Recently the company All Things Through Learning started its FCAT tutoring program. The program was created to help improve the FCAT scores among minority and low-income students in 16 Florida counties, including Leon County.
As a tutor in this program, it is my job to go over every piece of information about the FCAT and evaluate my students accordingly.
But as I was administering the pre-test to my second-graders, I noticed the puzzled looks on their faces.
They constantly looked up at me for help, but since it was a pre-test, I could not help them. At the end of the tutoring session, a fellow tutor and I sat down to grade the tests and noticed that all the confused students got the same question wrong.
A question in the word placement section asked, “There are two ___ in the kitchen.” The correct answer was mice, but the answer the students gave was mouses.
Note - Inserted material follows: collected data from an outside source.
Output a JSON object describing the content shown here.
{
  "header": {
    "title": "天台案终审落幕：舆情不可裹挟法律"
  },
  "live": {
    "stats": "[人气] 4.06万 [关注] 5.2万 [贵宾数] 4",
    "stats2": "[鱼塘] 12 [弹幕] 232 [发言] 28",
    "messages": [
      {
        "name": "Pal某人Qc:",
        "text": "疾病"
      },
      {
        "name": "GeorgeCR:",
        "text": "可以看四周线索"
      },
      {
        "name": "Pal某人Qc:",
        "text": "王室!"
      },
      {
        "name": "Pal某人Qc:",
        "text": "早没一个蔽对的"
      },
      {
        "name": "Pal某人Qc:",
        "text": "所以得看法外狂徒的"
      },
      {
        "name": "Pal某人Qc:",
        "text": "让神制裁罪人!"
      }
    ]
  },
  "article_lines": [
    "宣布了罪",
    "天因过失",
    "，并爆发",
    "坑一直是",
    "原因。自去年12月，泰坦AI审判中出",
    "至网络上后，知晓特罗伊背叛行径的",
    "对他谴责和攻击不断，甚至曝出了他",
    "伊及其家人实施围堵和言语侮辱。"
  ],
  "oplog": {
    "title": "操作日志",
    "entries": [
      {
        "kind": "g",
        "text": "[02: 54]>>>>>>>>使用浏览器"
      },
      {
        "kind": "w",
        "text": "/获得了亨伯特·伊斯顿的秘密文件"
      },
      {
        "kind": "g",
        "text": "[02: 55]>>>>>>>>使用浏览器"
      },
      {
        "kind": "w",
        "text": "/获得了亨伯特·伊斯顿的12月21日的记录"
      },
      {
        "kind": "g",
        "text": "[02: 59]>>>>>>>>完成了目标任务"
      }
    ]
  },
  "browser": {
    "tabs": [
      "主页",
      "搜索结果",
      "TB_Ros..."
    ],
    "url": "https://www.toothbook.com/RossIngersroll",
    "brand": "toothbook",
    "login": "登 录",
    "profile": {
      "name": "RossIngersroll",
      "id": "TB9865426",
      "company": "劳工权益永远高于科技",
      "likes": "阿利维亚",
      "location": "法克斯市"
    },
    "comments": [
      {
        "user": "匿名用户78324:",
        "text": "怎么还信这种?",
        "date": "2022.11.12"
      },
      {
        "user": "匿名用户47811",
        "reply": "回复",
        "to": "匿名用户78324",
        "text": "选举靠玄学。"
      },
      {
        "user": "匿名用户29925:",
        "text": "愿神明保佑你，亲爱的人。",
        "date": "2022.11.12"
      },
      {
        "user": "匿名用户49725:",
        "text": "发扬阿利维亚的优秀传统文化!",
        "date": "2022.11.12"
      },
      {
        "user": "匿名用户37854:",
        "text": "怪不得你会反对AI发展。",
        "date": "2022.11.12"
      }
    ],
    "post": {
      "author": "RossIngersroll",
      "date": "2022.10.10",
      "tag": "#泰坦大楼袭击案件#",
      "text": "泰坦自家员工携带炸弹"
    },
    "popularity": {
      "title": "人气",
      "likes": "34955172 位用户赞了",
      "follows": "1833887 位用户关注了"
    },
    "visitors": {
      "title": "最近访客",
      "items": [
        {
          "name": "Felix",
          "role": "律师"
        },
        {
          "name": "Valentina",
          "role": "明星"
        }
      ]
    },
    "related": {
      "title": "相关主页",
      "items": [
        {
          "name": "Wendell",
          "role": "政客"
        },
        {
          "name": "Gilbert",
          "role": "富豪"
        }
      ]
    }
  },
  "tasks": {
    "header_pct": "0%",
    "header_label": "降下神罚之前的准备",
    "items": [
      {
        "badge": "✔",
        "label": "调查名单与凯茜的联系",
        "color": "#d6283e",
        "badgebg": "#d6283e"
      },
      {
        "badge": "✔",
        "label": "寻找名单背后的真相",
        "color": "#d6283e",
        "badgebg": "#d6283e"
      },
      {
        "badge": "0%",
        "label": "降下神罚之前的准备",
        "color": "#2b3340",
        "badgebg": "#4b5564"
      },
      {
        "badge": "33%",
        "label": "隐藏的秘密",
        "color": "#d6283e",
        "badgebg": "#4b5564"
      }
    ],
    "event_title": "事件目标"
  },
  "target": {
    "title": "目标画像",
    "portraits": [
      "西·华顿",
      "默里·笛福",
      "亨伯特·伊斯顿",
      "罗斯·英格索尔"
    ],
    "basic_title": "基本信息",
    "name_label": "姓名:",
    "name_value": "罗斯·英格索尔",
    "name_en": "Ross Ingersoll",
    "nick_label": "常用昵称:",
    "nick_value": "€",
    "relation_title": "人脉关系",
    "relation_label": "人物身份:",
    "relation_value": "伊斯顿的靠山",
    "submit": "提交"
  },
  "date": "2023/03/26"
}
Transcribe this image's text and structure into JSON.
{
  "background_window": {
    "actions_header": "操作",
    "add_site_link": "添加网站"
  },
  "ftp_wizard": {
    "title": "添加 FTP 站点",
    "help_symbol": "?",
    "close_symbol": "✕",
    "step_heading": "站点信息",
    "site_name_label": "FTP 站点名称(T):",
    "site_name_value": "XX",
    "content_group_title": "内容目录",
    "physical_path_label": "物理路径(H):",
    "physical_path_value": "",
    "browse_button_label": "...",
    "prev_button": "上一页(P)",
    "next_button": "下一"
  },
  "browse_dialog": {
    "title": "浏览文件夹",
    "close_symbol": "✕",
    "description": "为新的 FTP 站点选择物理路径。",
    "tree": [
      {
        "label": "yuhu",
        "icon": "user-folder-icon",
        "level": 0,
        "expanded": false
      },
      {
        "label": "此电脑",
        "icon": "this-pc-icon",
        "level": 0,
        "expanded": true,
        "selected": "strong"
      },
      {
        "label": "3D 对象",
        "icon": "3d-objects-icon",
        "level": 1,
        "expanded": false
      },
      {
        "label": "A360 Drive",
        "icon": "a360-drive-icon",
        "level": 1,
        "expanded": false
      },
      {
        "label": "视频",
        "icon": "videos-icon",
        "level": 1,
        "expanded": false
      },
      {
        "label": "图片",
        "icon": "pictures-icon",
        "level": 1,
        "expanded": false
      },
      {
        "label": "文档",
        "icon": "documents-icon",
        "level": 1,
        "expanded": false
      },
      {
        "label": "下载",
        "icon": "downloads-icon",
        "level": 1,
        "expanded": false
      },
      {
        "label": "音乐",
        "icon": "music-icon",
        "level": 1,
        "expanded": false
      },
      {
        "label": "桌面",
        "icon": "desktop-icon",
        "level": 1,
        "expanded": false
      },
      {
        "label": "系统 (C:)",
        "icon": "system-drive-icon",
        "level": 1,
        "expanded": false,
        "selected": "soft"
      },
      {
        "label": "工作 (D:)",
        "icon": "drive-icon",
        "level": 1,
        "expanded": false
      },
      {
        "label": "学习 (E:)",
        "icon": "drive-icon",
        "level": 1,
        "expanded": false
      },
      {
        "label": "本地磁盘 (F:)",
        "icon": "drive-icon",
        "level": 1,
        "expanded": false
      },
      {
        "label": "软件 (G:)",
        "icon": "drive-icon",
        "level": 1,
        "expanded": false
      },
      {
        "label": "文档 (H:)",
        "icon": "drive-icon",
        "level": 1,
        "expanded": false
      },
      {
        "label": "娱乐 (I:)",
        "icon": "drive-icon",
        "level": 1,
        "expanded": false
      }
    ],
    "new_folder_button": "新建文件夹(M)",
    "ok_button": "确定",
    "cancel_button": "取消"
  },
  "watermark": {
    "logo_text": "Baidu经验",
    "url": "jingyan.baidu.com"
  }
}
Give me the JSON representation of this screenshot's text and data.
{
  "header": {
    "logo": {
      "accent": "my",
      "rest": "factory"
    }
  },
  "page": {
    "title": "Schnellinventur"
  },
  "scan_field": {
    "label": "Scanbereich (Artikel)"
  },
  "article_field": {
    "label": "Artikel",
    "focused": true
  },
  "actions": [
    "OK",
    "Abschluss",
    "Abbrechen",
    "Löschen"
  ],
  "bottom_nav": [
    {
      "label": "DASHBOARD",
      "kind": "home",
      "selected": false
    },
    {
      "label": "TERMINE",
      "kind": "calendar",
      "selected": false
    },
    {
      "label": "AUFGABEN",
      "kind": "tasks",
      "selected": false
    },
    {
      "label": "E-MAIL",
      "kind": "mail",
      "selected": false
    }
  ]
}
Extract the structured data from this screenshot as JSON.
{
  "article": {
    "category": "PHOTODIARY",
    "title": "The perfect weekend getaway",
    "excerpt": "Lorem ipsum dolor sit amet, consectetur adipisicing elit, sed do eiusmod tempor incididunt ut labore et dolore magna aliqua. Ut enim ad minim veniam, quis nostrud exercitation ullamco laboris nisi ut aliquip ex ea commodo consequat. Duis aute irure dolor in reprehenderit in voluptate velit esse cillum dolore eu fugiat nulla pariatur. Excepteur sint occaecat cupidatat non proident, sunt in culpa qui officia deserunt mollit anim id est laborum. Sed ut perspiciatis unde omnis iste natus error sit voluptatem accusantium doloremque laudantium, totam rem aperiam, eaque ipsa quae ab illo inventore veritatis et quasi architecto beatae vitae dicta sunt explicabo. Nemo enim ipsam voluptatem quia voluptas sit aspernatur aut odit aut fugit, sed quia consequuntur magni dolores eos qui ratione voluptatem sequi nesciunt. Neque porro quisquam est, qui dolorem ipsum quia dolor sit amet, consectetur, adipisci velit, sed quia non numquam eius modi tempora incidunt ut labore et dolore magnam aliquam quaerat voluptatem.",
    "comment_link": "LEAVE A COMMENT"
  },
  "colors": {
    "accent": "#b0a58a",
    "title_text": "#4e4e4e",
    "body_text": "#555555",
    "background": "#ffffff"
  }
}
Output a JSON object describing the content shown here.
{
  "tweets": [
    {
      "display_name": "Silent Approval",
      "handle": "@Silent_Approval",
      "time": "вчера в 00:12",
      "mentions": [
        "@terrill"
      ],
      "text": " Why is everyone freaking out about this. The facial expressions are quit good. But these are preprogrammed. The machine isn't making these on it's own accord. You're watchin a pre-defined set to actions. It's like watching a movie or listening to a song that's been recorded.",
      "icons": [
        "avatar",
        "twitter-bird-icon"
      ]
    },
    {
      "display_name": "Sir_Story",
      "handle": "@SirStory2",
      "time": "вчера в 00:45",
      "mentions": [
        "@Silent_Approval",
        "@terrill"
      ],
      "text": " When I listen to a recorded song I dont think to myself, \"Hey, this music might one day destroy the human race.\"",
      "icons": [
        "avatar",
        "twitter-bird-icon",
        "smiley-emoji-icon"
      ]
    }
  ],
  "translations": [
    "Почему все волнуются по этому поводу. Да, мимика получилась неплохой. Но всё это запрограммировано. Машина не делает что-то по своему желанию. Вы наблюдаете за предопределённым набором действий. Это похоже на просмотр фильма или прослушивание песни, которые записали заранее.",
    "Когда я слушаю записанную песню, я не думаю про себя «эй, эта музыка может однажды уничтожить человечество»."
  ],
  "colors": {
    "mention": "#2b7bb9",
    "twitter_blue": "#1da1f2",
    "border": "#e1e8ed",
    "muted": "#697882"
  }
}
Another question asked, “My father parks his car in the ____.” The correct answer was garage. Two students left the answer blank and one little girl knew that no matter what she put it was going to be wrong and circled the word rainbow.
According to the State of FCAT Grading Sheet, these kids are not smart enough to pass the second grade and move on to third, but I don’t think that’s fair.
These children are at an age where their parents and home lives shape their vocabulary. If your parents don’t have a garage then you might not know what one is.
If your parents say we have “mouses” in our house instead of we have mice, you are going to assume that is the correct way to say it.
It was brought to my attention during a recent Sunday morning service that the FCAT scores mean more than what the government is telling us.
Minister Kevin Hankins, director of the youth ministry at Community of Faith Church, said Jeb Bush has decided that black male and Hispanic male fifth-grade FCAT scores are going to determine how many jails should be built by 2013.
Minister Hankins said Jeb Bush also said black and Hispanic boys who don’t pass the FCAT in the fifth grade will be held back and more inclined to participate in bad behavior in and out of the classroom.
The discipline problems will carry over to high school, causing these students to fail the SAT and turn to other means of survival. This means drugs, violence and jail. This devil’s arithmetic is how they are judging young Hispanic and black males in the state of Florida.
I do not believe the FCAT is used to measure the intelligence of students. I think it is a way to single minority and low-income students out.